According to Russell, “It is clear also that thought is not free if all the arguments on one side of a controversy are perpetually presented as attractively as possible, while the arguments on the other side can only be discovered by diligent search… We may say that thought is free when it is exposed to free competition among beliefs.”
The State of Israel and various private bodies spend a fortune on propaganda abroad, aimed both at the general public and at politicians and decision makers. Incessant hasbara is such a quintessentially Israeli activity that, for example, one local coffee company exploited it to enhance its all-Israeli image in an ad campaign calling on backpackers “to bolster Israel’s image internationally.”

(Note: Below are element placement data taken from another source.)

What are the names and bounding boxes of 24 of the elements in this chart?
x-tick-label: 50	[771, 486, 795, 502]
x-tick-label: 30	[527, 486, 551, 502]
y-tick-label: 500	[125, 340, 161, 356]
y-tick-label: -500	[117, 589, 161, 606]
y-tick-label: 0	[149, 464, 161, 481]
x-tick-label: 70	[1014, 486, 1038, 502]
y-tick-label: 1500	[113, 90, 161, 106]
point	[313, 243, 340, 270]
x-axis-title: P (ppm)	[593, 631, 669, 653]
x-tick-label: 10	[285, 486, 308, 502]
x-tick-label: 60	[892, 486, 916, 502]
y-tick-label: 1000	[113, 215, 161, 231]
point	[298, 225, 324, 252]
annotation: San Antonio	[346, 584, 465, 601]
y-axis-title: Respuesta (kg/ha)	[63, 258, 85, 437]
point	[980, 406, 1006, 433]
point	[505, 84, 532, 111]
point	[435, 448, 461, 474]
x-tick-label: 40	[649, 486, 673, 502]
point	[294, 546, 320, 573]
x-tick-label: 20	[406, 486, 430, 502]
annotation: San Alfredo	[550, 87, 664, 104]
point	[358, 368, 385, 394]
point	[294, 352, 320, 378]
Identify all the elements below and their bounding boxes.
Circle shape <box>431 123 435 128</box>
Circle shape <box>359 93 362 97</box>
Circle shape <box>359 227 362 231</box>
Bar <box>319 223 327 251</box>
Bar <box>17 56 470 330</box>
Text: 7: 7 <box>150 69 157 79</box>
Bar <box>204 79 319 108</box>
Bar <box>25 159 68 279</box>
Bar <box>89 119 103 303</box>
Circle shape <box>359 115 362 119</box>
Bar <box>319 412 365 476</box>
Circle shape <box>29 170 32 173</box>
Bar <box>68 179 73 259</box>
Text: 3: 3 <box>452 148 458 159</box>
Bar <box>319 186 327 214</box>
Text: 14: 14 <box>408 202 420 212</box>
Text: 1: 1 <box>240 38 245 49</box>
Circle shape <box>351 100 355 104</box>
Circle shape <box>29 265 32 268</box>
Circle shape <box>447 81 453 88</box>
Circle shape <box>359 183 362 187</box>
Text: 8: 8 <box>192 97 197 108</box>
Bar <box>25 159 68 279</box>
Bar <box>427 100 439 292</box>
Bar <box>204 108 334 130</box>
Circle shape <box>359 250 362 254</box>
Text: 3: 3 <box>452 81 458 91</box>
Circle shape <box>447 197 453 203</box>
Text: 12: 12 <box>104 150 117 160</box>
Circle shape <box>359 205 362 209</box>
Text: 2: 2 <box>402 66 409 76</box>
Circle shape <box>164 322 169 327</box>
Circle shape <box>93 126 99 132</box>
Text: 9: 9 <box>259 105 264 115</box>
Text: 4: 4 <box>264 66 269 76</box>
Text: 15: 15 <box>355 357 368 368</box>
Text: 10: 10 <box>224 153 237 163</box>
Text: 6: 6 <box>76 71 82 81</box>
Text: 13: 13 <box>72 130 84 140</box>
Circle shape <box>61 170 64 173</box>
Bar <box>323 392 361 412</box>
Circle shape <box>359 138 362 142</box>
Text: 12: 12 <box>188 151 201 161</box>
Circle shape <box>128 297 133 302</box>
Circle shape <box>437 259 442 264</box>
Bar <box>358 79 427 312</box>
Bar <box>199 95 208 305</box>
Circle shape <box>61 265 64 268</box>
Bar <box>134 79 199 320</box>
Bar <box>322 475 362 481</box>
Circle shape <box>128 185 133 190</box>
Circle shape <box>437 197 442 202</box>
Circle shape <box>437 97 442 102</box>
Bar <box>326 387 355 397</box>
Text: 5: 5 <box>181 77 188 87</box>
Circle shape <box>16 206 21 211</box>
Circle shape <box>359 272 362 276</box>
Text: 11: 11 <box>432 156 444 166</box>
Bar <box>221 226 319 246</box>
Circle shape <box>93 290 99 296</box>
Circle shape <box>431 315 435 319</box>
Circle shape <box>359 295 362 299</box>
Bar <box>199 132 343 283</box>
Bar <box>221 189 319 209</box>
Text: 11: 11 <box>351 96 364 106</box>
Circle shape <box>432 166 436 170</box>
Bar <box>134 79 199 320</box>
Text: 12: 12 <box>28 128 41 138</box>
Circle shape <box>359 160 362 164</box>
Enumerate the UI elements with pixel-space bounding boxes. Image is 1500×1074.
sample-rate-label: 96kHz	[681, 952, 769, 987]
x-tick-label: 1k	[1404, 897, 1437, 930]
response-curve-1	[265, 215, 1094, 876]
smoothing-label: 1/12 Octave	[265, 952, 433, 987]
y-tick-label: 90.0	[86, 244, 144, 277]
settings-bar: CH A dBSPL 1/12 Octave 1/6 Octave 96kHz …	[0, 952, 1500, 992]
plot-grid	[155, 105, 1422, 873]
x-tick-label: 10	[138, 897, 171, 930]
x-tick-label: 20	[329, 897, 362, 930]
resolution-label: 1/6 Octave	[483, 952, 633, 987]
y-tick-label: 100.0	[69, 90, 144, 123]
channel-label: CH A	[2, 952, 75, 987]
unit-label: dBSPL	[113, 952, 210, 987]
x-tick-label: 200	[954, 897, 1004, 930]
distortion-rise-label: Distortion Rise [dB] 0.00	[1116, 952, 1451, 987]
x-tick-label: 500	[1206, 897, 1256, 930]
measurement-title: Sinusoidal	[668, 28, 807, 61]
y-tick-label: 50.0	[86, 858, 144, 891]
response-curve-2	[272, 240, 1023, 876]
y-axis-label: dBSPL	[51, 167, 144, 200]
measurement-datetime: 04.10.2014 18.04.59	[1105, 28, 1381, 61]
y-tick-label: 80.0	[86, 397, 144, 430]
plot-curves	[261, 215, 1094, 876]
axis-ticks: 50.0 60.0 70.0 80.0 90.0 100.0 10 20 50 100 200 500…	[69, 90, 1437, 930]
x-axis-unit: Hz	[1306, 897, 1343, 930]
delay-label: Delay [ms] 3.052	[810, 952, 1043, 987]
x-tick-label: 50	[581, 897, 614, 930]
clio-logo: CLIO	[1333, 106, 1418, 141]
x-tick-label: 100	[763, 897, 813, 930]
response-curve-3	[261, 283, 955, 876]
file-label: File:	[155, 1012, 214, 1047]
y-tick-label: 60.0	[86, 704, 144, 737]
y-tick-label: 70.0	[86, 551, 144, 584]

The demand to silence opposing views precludes true debate and is harmful to the listeners’ freedom of thought. Human beings, even those who do not have the good fortune to be Israeli citizens, are entitled to form their opinions without facts being hidden from them in an effort to impose a particular view upon them. Subterfuge of that sort is not only paternalistic; it also demonstrates that the speaker understands that the naked truth is not especially flattering.
This brings us to the last point, which is actually the most important one: Israel’s real problem is not a distorted image but distorted policies. Since the most basic moral requirement of mankind is to act to reduce harm to others, we are obligated to struggle against these ruinous policies, and one way to do that is by influencing world public opinion.
This is especially true in connection with the occupation (not that you asked, but this is the main subject that comes up in the context of voicing criticism abroad). First, because the occupation is not an internal Israeli matter: It entails rule over foreign subjects, who are robbed of the right to shape their own collective fate by themselves. Second, because the occupation is made possible with the aid of the passive turning-of-a-blind-eye and with active economic and security aid on the part of Europe and the United States. Exposing citizens of those countries to Israel’s negative sides can contribute to the generation of international pressure, and thereby reduce the suffering that is inflicted in our name. That’s not much, but it’s more helpful than silence and concealment.
Turning abroad with the aim of putting an end to local wrongs is not a new phenomenon. This month, the Pulitzer Prize Board announced that a special award was being made to the journalist Ida B. Wells, who died in 1931. She was given the posthumous prize for a series of investigative reports that shattered the myth about lynching being a communal method of punishment for African Americans who raped white women. Wells showed, rather, that it was an institutionalized practice unrelated to accusations of rape, and was intended to preserve the inferior status of African Americans even after the constitutional ban on slavery.
Like many others who came out against the existing order, Wells, too, discovered that people around her were not eager to listen to criticism. She therefore embarked on two rounds of talks in Britain, where she found a more attentive audience and garnered favorable media coverage. In the wake of her lectures, the British started to exert pressure on America’s Southern states, which were gradually compelled to put an end to the horrific lynches. Historians today concur that without the public attention that Wells received in Britain, her struggle would not have accrued the immense influence it possessed in the United States.
How fortunate that Wells disregarded your mother-in-law’s demand, and understood that it’s sometimes necessary to air your dirty laundry in public so the house won’t smell quite so bad.